Bose-Einstein correlations and the stochastic scale of light hadrons emitter source

TL;DR

This paper uses quantum field theory at finite temperature to analyze Bose-Einstein correlations among light hadrons, revealing how source size, multiplicity, and temperature depend on particle energy and mass, with implications for collider experiments.

Contribution

It introduces new theoretical results linking BEC parameters to physical properties of the emitting source, including off-correlation between non-identical particles, for the first time.

Findings

Parameters of BEC function depend on particle energy, mass, and temperature.

First theoretical analysis of off-correlation between non-identical hadrons.

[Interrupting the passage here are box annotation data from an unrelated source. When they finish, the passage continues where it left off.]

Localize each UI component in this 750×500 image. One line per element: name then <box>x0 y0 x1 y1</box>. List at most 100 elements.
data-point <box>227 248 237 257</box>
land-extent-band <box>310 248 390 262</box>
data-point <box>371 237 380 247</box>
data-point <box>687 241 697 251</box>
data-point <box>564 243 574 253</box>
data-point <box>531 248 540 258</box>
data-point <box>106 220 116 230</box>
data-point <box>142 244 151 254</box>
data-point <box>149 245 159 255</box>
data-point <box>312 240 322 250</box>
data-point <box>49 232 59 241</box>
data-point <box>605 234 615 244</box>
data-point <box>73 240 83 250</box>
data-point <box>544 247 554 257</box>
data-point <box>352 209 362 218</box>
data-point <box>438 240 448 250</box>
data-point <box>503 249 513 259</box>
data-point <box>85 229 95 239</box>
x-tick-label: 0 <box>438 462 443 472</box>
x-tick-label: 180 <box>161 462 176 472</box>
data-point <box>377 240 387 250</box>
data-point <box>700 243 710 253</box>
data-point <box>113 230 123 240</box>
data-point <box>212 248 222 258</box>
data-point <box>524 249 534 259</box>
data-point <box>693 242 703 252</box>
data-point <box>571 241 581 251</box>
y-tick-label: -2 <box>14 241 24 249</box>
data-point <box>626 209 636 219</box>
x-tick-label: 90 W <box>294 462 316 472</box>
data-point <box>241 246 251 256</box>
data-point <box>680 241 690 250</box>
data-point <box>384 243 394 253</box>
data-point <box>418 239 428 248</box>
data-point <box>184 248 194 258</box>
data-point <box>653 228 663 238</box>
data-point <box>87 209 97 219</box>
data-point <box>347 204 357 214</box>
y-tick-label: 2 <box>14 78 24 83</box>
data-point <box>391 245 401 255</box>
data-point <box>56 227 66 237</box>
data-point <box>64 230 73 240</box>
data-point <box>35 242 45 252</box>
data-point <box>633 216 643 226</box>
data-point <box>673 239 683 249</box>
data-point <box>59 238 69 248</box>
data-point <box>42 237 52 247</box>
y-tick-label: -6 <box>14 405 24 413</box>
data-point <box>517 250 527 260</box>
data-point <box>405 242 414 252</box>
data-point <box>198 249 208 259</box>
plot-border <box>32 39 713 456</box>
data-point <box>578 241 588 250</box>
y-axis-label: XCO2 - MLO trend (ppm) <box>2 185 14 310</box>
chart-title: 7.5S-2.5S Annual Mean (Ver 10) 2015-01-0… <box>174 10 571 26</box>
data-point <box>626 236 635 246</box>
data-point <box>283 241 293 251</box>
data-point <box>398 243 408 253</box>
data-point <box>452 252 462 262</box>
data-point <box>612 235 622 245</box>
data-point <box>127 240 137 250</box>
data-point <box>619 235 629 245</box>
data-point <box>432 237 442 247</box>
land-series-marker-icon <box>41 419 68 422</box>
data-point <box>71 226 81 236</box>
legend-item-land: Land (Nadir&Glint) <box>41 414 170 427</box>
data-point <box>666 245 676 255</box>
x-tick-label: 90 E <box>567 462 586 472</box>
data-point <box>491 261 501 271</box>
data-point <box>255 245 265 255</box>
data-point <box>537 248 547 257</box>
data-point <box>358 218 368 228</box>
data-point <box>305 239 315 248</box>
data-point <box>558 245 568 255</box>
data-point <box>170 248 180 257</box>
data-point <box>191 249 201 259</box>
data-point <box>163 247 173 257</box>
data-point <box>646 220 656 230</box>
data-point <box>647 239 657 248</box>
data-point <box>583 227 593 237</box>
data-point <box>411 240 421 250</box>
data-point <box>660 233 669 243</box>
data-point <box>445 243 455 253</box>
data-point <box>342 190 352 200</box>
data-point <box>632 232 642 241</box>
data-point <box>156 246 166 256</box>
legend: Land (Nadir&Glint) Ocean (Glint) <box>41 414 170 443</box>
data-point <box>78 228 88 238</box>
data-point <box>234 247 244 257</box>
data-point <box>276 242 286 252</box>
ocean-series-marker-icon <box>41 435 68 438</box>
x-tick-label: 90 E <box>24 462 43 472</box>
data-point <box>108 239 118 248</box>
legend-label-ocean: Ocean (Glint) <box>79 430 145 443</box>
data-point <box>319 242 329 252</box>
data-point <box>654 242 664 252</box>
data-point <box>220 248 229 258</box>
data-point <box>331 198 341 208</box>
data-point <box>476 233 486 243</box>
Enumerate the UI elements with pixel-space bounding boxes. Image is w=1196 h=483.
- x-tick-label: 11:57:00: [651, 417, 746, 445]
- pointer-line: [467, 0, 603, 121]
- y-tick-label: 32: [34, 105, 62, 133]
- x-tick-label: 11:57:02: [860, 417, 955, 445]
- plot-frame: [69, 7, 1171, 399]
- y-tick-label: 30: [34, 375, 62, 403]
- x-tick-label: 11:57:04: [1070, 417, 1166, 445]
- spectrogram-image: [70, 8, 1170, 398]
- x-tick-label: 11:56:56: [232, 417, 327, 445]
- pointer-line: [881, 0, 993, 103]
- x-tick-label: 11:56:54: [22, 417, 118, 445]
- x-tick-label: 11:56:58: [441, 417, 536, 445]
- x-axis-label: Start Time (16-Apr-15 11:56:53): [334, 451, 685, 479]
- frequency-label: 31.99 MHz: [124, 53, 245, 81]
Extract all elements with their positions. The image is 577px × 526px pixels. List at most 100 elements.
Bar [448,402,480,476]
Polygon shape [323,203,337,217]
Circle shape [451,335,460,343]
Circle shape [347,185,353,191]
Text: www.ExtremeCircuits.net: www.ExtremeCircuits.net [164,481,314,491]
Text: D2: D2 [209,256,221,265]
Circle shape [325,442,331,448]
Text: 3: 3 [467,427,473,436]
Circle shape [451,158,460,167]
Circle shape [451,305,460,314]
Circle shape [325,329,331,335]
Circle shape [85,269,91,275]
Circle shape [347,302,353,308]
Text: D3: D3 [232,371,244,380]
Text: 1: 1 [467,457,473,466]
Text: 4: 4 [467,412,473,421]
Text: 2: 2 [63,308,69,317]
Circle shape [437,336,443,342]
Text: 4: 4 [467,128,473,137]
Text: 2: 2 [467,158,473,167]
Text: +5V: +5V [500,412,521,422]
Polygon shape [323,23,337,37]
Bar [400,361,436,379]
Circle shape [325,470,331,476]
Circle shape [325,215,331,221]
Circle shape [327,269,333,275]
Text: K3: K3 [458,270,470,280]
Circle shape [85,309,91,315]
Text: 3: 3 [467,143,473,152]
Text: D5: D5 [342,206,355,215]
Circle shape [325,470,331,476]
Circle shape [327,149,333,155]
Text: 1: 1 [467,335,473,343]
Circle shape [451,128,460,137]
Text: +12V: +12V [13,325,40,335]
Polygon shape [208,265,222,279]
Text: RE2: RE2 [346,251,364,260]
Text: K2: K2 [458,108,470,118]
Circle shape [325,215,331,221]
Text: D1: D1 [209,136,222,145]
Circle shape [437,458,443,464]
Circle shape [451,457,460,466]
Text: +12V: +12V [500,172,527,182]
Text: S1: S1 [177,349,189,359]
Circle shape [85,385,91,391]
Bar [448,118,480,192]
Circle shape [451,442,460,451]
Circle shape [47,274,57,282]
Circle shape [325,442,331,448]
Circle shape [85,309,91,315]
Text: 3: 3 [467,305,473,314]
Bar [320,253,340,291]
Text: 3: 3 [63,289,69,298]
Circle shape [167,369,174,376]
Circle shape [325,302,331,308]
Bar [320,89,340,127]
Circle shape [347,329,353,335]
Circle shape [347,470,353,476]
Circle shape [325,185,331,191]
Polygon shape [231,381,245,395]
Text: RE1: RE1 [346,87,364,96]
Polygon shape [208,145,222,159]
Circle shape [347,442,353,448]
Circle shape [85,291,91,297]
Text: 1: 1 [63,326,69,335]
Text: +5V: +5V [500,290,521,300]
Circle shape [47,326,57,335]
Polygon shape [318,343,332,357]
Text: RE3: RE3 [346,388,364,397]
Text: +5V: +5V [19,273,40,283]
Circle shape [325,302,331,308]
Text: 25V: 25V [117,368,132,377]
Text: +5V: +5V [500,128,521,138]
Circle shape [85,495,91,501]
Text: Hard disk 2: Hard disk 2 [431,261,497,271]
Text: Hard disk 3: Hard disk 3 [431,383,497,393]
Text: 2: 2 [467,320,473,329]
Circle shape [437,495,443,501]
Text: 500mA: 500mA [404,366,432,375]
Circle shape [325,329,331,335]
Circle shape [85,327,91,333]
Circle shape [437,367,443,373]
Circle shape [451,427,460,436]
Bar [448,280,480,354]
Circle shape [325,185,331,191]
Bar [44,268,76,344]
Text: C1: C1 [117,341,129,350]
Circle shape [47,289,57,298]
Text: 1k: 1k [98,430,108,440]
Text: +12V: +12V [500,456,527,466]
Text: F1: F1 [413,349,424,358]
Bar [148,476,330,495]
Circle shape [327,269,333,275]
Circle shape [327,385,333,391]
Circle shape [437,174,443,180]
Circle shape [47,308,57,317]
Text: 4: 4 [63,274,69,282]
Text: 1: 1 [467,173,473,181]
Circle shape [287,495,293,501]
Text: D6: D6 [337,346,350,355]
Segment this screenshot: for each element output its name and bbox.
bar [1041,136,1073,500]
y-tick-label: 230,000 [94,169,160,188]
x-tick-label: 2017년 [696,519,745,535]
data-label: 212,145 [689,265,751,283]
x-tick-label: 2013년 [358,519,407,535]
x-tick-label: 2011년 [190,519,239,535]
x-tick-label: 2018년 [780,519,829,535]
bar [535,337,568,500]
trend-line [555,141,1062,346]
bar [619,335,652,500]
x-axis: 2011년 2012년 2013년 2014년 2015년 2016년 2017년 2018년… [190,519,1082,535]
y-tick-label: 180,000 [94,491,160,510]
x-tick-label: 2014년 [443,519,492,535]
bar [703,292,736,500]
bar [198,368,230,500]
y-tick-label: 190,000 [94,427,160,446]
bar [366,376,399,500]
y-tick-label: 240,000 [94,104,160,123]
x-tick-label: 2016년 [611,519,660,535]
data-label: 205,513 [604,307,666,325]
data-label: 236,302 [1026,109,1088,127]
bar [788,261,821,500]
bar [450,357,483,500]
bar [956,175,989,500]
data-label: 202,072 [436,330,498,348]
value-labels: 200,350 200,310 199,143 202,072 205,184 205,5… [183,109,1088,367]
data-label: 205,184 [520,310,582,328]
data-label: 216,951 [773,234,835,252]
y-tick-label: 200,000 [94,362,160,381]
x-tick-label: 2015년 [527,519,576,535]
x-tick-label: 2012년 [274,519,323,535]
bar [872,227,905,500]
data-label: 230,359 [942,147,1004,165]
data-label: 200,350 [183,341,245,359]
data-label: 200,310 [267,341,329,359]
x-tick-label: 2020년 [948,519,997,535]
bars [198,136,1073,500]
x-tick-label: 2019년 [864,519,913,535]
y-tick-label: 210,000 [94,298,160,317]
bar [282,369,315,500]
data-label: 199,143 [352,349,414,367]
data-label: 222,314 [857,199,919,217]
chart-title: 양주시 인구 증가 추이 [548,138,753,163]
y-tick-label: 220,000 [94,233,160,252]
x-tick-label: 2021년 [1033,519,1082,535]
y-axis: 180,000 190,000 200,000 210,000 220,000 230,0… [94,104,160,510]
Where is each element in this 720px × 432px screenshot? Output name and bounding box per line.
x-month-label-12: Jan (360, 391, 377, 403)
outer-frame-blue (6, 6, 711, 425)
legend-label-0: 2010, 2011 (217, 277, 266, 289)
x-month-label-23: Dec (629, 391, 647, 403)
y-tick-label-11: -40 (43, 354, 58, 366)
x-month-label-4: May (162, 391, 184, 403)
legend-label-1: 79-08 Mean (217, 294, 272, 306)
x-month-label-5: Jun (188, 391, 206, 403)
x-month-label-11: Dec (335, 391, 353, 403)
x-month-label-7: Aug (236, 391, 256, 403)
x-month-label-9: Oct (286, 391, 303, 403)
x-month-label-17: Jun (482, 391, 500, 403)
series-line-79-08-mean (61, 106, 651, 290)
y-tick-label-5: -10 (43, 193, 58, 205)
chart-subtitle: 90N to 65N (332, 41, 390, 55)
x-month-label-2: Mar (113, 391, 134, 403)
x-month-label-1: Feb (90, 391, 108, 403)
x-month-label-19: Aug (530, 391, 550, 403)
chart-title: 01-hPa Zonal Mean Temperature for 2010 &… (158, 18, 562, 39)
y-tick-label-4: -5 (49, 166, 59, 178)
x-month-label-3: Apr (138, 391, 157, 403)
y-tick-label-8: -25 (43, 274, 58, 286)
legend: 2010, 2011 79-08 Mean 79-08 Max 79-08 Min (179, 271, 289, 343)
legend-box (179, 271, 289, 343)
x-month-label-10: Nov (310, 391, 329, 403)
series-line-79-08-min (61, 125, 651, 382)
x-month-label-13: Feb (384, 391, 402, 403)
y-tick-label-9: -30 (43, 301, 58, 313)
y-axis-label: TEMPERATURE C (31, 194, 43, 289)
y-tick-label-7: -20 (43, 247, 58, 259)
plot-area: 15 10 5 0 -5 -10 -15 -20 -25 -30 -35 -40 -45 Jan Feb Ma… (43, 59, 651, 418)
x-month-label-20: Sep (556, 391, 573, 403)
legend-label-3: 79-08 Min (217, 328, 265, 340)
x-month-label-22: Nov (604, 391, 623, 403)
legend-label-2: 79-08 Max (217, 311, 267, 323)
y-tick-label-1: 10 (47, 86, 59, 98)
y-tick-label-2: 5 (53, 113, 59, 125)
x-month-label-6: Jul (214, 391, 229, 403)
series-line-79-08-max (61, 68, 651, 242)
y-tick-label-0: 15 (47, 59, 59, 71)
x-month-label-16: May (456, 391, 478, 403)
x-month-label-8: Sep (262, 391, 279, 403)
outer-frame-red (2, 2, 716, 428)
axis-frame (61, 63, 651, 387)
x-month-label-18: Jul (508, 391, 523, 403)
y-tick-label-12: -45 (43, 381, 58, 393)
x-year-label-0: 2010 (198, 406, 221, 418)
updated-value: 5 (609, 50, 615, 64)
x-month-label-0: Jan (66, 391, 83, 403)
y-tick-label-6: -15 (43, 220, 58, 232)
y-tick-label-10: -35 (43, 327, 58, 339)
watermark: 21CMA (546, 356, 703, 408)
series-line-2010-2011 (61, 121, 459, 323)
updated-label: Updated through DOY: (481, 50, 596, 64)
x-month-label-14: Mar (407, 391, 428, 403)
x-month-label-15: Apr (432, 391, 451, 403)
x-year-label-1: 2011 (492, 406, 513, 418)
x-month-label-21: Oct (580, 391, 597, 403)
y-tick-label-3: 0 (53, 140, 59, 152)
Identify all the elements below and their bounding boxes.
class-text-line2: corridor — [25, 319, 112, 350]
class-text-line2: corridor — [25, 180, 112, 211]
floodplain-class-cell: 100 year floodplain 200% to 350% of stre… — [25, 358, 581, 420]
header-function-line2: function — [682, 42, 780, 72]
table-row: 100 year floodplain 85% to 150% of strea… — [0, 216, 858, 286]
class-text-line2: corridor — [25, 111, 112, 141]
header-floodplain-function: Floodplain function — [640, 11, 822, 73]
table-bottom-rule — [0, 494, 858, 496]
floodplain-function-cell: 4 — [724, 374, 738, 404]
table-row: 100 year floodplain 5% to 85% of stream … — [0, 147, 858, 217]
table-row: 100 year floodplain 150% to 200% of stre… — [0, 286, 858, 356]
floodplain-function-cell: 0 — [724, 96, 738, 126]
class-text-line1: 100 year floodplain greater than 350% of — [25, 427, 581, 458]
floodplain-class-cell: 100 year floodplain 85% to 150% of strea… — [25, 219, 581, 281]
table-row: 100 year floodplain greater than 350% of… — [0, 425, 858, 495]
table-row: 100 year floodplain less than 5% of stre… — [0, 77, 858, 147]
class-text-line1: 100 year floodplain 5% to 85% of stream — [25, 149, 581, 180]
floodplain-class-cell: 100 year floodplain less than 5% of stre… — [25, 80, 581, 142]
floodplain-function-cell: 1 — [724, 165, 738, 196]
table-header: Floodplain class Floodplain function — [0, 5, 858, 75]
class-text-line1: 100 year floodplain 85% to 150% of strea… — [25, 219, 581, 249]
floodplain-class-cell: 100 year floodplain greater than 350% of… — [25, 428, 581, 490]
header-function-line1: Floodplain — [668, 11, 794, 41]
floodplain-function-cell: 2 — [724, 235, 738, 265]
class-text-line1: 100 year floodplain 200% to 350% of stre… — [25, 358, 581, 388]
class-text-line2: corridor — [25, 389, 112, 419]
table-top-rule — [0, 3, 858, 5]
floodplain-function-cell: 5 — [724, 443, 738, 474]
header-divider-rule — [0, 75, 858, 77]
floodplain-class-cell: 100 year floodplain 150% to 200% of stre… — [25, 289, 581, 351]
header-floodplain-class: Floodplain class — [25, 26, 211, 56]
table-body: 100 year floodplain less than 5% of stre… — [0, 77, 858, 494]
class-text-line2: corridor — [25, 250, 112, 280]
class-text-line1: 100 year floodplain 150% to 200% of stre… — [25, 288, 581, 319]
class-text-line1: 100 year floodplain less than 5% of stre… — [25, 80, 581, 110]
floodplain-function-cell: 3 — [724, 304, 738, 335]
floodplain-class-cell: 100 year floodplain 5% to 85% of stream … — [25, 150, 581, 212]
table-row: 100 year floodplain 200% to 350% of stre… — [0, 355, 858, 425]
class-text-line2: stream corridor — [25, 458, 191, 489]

Provides a framework for extracting source characteristics from experimental data.

Abstract

Based on quantum field theory at finite temperature we carried out new results for two-particle Bose-Einstein correlation (BEC) function ${C_2}(Q)$ in case of light hadrons. The important parameters of BEC function related to the size of the emitting source, mean multiplicity, stochastic forces range with the particle energy and mass dependence, and the temperature of the source are obtained for the first time. Not only the correlation between identical hadrons are explored but even the off-correlation between non-identical particles are proposed. The correlations of two bosons in 4-momentum space presented in this paper offer useful and instructive complimentary viewpoints to theoretical and experimental works in multiparticle femtoscopy and interferometry measurements at hadron colliders. This paper is the first one to the next opening series of works concerning the searching of BEC with experimental data where the parameters above mentioned will be retrieved.